L’UES met fin à une enquête, car l’homme arrêté à Brantford n’a pas subi de blessures graves

Numéro du dossier: 25-OCI-135   

Mississauga (Ontario) (30 juillet 2025) ---
La sous-directrice de l’Unité des enquêtes spéciales (UES), Stacey O’Brien, a mis fin à une enquête sur une blessure grave qu’aurait subie un homme de 39 ans lors de son arrestation par un agent du service de police de Brantford (SPB).

L’homme a communiqué avec l’UES le 8 avril 2025 pour signaler qu’il avait été grièvement blessé lors de son arrestation par des agents du SPB en février 2025. L’UES a donc ouvert une enquête.

Le 6 février 2025, alors qu’il conduisait son véhicule dans des conditions météorologiques défavorables, l’homme a fait une sortie de route et s’est retrouvé dans un fossé. Il a été arrêté tôt dans la matinée du 7 février 2025, après que la police a été informée par un passant de la présence d’un conducteur soupçonné d’être en état d’ébriété. Au cours de l’arrestation, l’homme a refusé de se conformer aux ordres des agents. Une arme à impulsions et des techniques d’immobilisation, notamment des coups de poing et de genou, ont été utilisées et l’homme a été plaqué au sol à plusieurs reprises. Il a ensuite été transporté à l’hôpital, où il a reçu des soins. Aucune blessure grave n’a été diagnostiquée et il a pu quitter l’hôpital. Les dossiers médicaux de l’homme, comprenant des radiographies, ont confirmé que la blessure à la côte dont il s’était plaint était antérieure à son interaction avec la police. À la lumière de ces éléments, il était évident qu’aucun agent n’était responsable de la blessure de l’homme.

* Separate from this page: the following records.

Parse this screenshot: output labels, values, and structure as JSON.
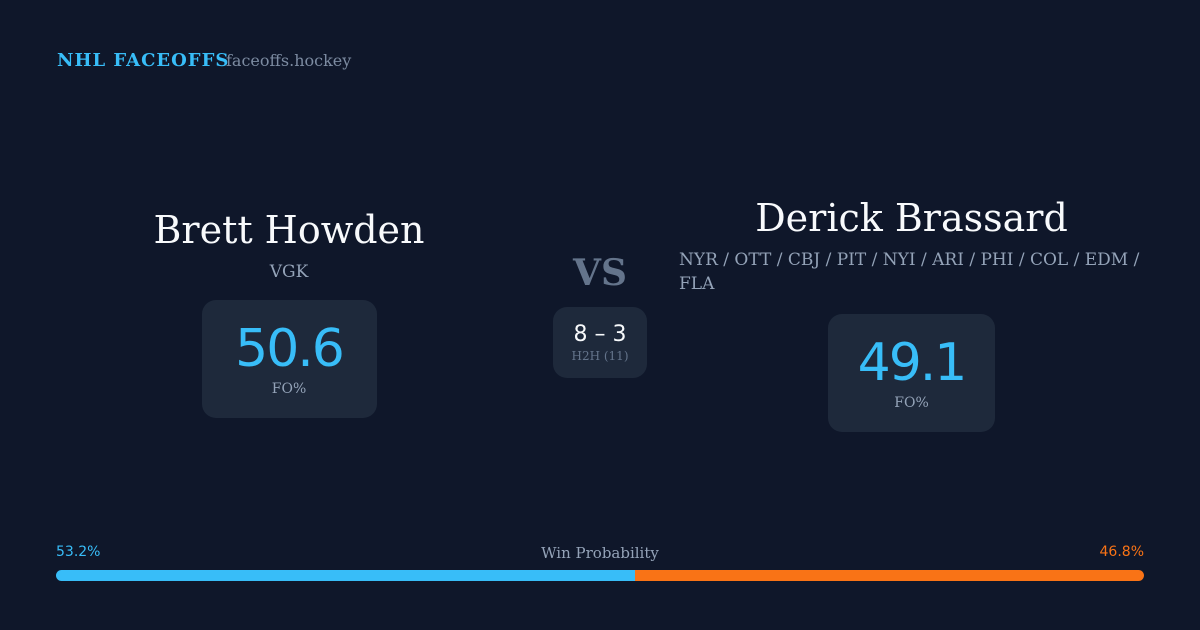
{
  "header": {
    "brand": "NHL FACEOFFS",
    "site": "faceoffs.hockey"
  },
  "player1": {
    "name": "Brett Howden",
    "teams": "VGK",
    "fo_pct": "50.6",
    "fo_label": "FO%"
  },
  "player2": {
    "name": "Derick Brassard",
    "teams": "NYR / OTT / CBJ / PIT / NYI / ARI / PHI / COL / EDM / FLA",
    "fo_pct": "49.1",
    "fo_label": "FO%"
  },
  "vs": "VS",
  "h2h": {
    "score": "8 – 3",
    "label": "H2H (11)"
  },
  "win_probability": {
    "label": "Win Probability",
    "p1_text": "53.2%",
    "p2_text": "46.8%",
    "p1": 53.2,
    "p2": 46.8,
    "p1_color": "#38bdf8",
    "p2_color": "#f97316"
  }
}
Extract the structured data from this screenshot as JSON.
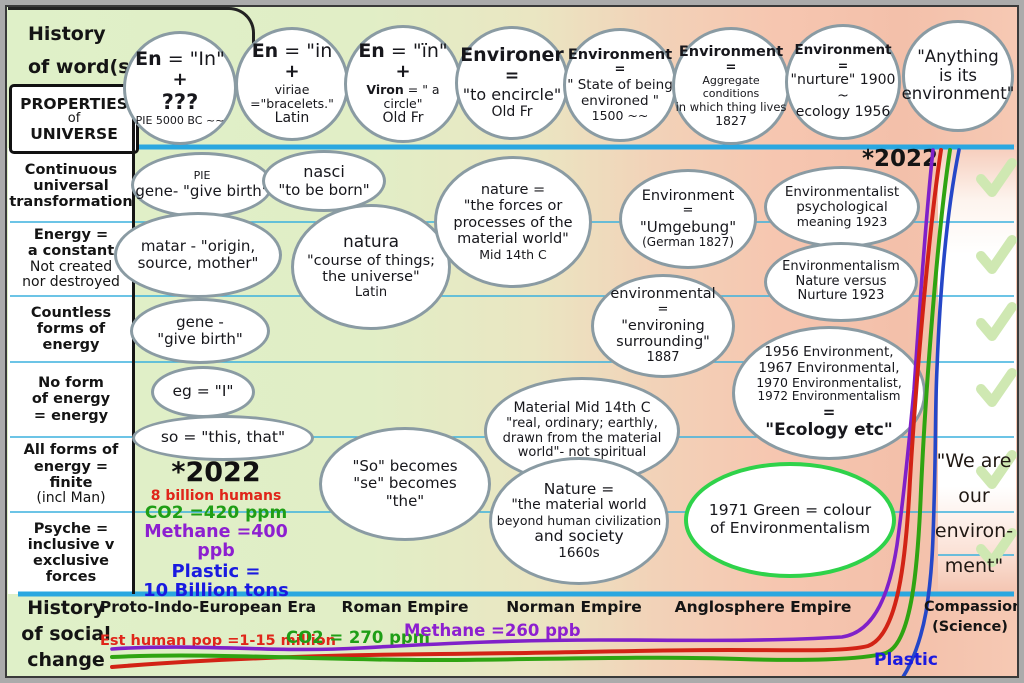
{
  "title": {
    "line1": "History",
    "line2": "of word(s)"
  },
  "properties_box": {
    "lines": [
      "PROPERTIES",
      "of",
      "UNIVERSE"
    ]
  },
  "left_rows": [
    {
      "bold": [
        "Continuous",
        "universal",
        "transformation"
      ],
      "normal": []
    },
    {
      "bold": [
        "Energy =",
        "a constant"
      ],
      "normal": [
        "Not created",
        "nor destroyed"
      ]
    },
    {
      "bold": [
        "Countless",
        "forms of",
        "energy"
      ],
      "normal": []
    },
    {
      "bold": [
        "No form",
        "of energy",
        "= energy"
      ],
      "normal": []
    },
    {
      "bold": [
        "All forms of",
        "energy =",
        "finite"
      ],
      "normal": [
        "(incl Man)"
      ]
    },
    {
      "bold": [
        "Psyche =",
        "inclusive v",
        "exclusive",
        "forces"
      ],
      "normal": []
    }
  ],
  "word_circles": [
    {
      "id": "c1",
      "lines": [
        {
          "lead": "En",
          "rest": " = \"In\"",
          "fs": 19
        },
        {
          "t": "+",
          "b": true,
          "fs": 18
        },
        {
          "t": "???",
          "b": true,
          "fs": 21
        },
        {
          "t": "PIE 5000 BC ~~",
          "fs": 11
        }
      ]
    },
    {
      "id": "c2",
      "lines": [
        {
          "lead": "En",
          "rest": " = \"in",
          "fs": 19
        },
        {
          "t": "+",
          "b": true,
          "fs": 18
        },
        {
          "t": "viriae =\"bracelets.\"",
          "fs": 12.5
        },
        {
          "t": "Latin",
          "fs": 14
        }
      ]
    },
    {
      "id": "c3",
      "lines": [
        {
          "lead": "En",
          "rest": " = \"ïn\"",
          "fs": 19
        },
        {
          "t": "+",
          "b": true,
          "fs": 18
        },
        {
          "lead": "Viron",
          "rest": " = \" a circle\"",
          "fs": 12.5
        },
        {
          "t": "Old Fr",
          "fs": 14
        }
      ]
    },
    {
      "id": "c4",
      "lines": [
        {
          "t": "Environer",
          "b": true,
          "fs": 19
        },
        {
          "t": "=",
          "b": true,
          "fs": 17
        },
        {
          "t": "\"to encircle\"",
          "fs": 16
        },
        {
          "t": "Old Fr",
          "fs": 14
        }
      ]
    },
    {
      "id": "c5",
      "lines": [
        {
          "t": "Environment",
          "b": true,
          "fs": 14.5
        },
        {
          "t": "=",
          "b": true,
          "fs": 13
        },
        {
          "t": "\" State of being",
          "fs": 13.5
        },
        {
          "t": "environed \"",
          "fs": 13.5
        },
        {
          "t": "1500 ~~",
          "fs": 12.5
        }
      ]
    },
    {
      "id": "c6",
      "lines": [
        {
          "t": "Environment",
          "b": true,
          "fs": 14.5
        },
        {
          "t": "=",
          "b": true,
          "fs": 13
        },
        {
          "t": "Aggregate conditions",
          "fs": 11
        },
        {
          "t": "in which thing lives",
          "fs": 11.5
        },
        {
          "t": "1827",
          "fs": 12.5
        }
      ]
    },
    {
      "id": "c7",
      "lines": [
        {
          "t": "Environment",
          "b": true,
          "fs": 13.5
        },
        {
          "t": "=",
          "b": true,
          "fs": 12.5
        },
        {
          "t": "\"nurture\" 1900 ~",
          "fs": 14
        },
        {
          "t": "ecology 1956",
          "fs": 14
        }
      ]
    },
    {
      "id": "c8",
      "lines": [
        {
          "t": "\"Anything",
          "fs": 16.5
        },
        {
          "t": "is its",
          "fs": 16.5
        },
        {
          "t": "environment\"",
          "fs": 16.5
        }
      ]
    }
  ],
  "bubbles": [
    {
      "id": "e1",
      "lines": [
        {
          "t": "PIE",
          "fs": 11
        },
        {
          "t": "gene- \"give birth\"",
          "fs": 15
        }
      ]
    },
    {
      "id": "e2",
      "lines": [
        {
          "t": "nasci",
          "fs": 16
        },
        {
          "t": "\"to be born\"",
          "fs": 15
        }
      ]
    },
    {
      "id": "e3",
      "lines": [
        {
          "t": "matar - \"origin,",
          "fs": 15
        },
        {
          "t": "source, mother\"",
          "fs": 15
        }
      ]
    },
    {
      "id": "e4",
      "lines": [
        {
          "t": "natura",
          "fs": 17
        },
        {
          "t": "\"course of things;",
          "fs": 14.5
        },
        {
          "t": "the universe\"",
          "fs": 14.5
        },
        {
          "t": "Latin",
          "fs": 13
        }
      ]
    },
    {
      "id": "e5",
      "lines": [
        {
          "t": "nature =",
          "fs": 14.5
        },
        {
          "t": "\"the forces or",
          "fs": 14.5
        },
        {
          "t": "processes of the",
          "fs": 14.5
        },
        {
          "t": "material world\"",
          "fs": 14.5
        },
        {
          "t": "Mid 14th C",
          "fs": 12.5
        }
      ]
    },
    {
      "id": "e6",
      "lines": [
        {
          "t": "Environment",
          "fs": 14.5
        },
        {
          "t": "=",
          "fs": 13
        },
        {
          "t": "\"Umgebung\"",
          "fs": 15
        },
        {
          "t": "(German 1827)",
          "fs": 12
        }
      ]
    },
    {
      "id": "e7",
      "lines": [
        {
          "t": "Environmentalist",
          "fs": 13.5
        },
        {
          "t": "psychological",
          "fs": 13.5
        },
        {
          "t": "meaning 1923",
          "fs": 12.5
        }
      ]
    },
    {
      "id": "e8",
      "lines": [
        {
          "t": "Environmentalism",
          "fs": 13
        },
        {
          "t": "Nature versus",
          "fs": 13
        },
        {
          "t": "Nurture 1923",
          "fs": 13
        }
      ]
    },
    {
      "id": "e9",
      "lines": [
        {
          "t": "gene -",
          "fs": 15
        },
        {
          "t": "\"give birth\"",
          "fs": 15
        }
      ]
    },
    {
      "id": "e10",
      "lines": [
        {
          "t": "environmental",
          "fs": 14.5
        },
        {
          "t": "=",
          "fs": 13
        },
        {
          "t": "\"environing",
          "fs": 14.5
        },
        {
          "t": "surrounding\"",
          "fs": 14.5
        },
        {
          "t": "1887",
          "fs": 13
        }
      ]
    },
    {
      "id": "e11",
      "lines": [
        {
          "t": "1956 Environment,",
          "fs": 13.5
        },
        {
          "t": "1967 Environmental,",
          "fs": 13.5
        },
        {
          "t": "1970 Environmentalist,",
          "fs": 12.5
        },
        {
          "t": "1972 Environmentalism",
          "fs": 12
        },
        {
          "t": "=",
          "b": true,
          "fs": 15
        },
        {
          "t": "\"Ecology etc\"",
          "b": true,
          "fs": 17
        }
      ]
    },
    {
      "id": "e12",
      "lines": [
        {
          "t": "eg = \"I\"",
          "fs": 15.5
        }
      ]
    },
    {
      "id": "e13",
      "lines": [
        {
          "t": "so = \"this, that\"",
          "fs": 15.5
        }
      ]
    },
    {
      "id": "e14",
      "lines": [
        {
          "t": "Material Mid 14th C",
          "fs": 14
        },
        {
          "t": "\"real, ordinary; earthly,",
          "fs": 13
        },
        {
          "t": "drawn from the material",
          "fs": 13
        },
        {
          "t": "world\"- not spiritual",
          "fs": 13
        }
      ]
    },
    {
      "id": "e15",
      "lines": [
        {
          "t": "\"So\" becomes",
          "fs": 15
        },
        {
          "t": "\"se\" becomes",
          "fs": 15
        },
        {
          "t": "\"the\"",
          "fs": 15
        }
      ]
    },
    {
      "id": "e16",
      "lines": [
        {
          "t": "Nature =",
          "fs": 15.5
        },
        {
          "t": "\"the material world",
          "fs": 14
        },
        {
          "t": "beyond human civilization",
          "fs": 12.5
        },
        {
          "t": "and society",
          "fs": 15.5
        },
        {
          "t": "1660s",
          "fs": 13.5
        }
      ]
    },
    {
      "id": "e17",
      "lines": [
        {
          "t": "1971 Green = colour",
          "fs": 15.5
        },
        {
          "t": "of Environmentalism",
          "fs": 15.5
        }
      ]
    }
  ],
  "annotations_2022": {
    "top_right": "*2022",
    "mid_left": {
      "title": "*2022",
      "items": [
        {
          "text": "8 billion humans",
          "color": "#e0261a",
          "fs": 14
        },
        {
          "text": "CO2 =420 ppm",
          "color": "#1f9e16",
          "fs": 17
        },
        {
          "text": "Methane =400 ppb",
          "color": "#8d1fd0",
          "fs": 17.5
        },
        {
          "text": "Plastic =",
          "color": "#1a1ae0",
          "fs": 18
        },
        {
          "text": "10 Billion tons",
          "color": "#1a1ae0",
          "fs": 18
        }
      ]
    }
  },
  "right_quote": {
    "lines": [
      "\"We are",
      "our",
      "environ-",
      "ment\""
    ]
  },
  "bottom": {
    "title_lines": [
      "History",
      "of social",
      "change"
    ],
    "eras": [
      "Proto-Indo-European Era",
      "Roman Empire",
      "Norman Empire",
      "Anglosphere Empire"
    ],
    "right_label_lines": [
      "Compassion",
      "(Science)"
    ],
    "baseline_annotations": [
      {
        "text": "Est human pop =1-15 million",
        "color": "#e0261a",
        "fs": 14.5
      },
      {
        "text": "CO2 = 270 ppm",
        "color": "#1f9e16",
        "fs": 16.5
      },
      {
        "text": "Methane =260 ppb",
        "color": "#8d1fd0",
        "fs": 16.5
      }
    ],
    "plastic_label": {
      "text": "Plastic",
      "color": "#1a1ae0"
    }
  },
  "curves": [
    {
      "name": "methane-curve",
      "color": "#8021c9"
    },
    {
      "name": "human-population-curve",
      "color": "#d22315"
    },
    {
      "name": "co2-curve",
      "color": "#2fa412"
    },
    {
      "name": "plastic-curve",
      "color": "#2547c8"
    }
  ],
  "checkmark_color": "#cfe8b2",
  "line_colors": {
    "thin": "#3bb1de",
    "thick": "#2aa7e0"
  }
}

Si vous ou quelqu’un de votre entourage avez été touchés par un incident faisant l’objet d’une enquête de l’UES et que vous souhaitez obtenir de l’aide, le Programme de services aux personnes concernées peut vous aider. Vous pouvez communiquer avec nous au 1 877 641-1897. Les services sont gratuits, confidentiels et offerts 24 heures sur 24, 7 jours sur 7, toute l’année.

L’UES est un organisme gouvernemental indépendant qui enquête sur la conduite d’agents (agents de police municipaux, régionaux et provinciaux, agents du Service de police Nishnawbe-Aski, agents spéciaux de la Commission des parcs du Niagara et agents de la paix du Service de protection de l’Assemblée législative) qui pourrait avoir entraîné un décès, une blessure grave, la perpétration de violences sexuelles ou la décharge d’une arme à feu sur une personne. Toutes les enquêtes sont menées par des enquêteurs de l'UES qui sont des civils. En vertu de la Loi sur l'Unité des enquêtes spéciales, le directeur de l'UES doit :

  • considérer si un agent a commis une infraction criminelle en lien avec l'incident faisant l'objet de l'enquête;
  • selon le dossier de preuve, faire porter une accusation criminelle contre l'agent, s'il existe des motifs de le faire, ou clôre le dossier sans faire porter d'accusations;
  • rendre compte publiquement des résultats de ses enquêtes.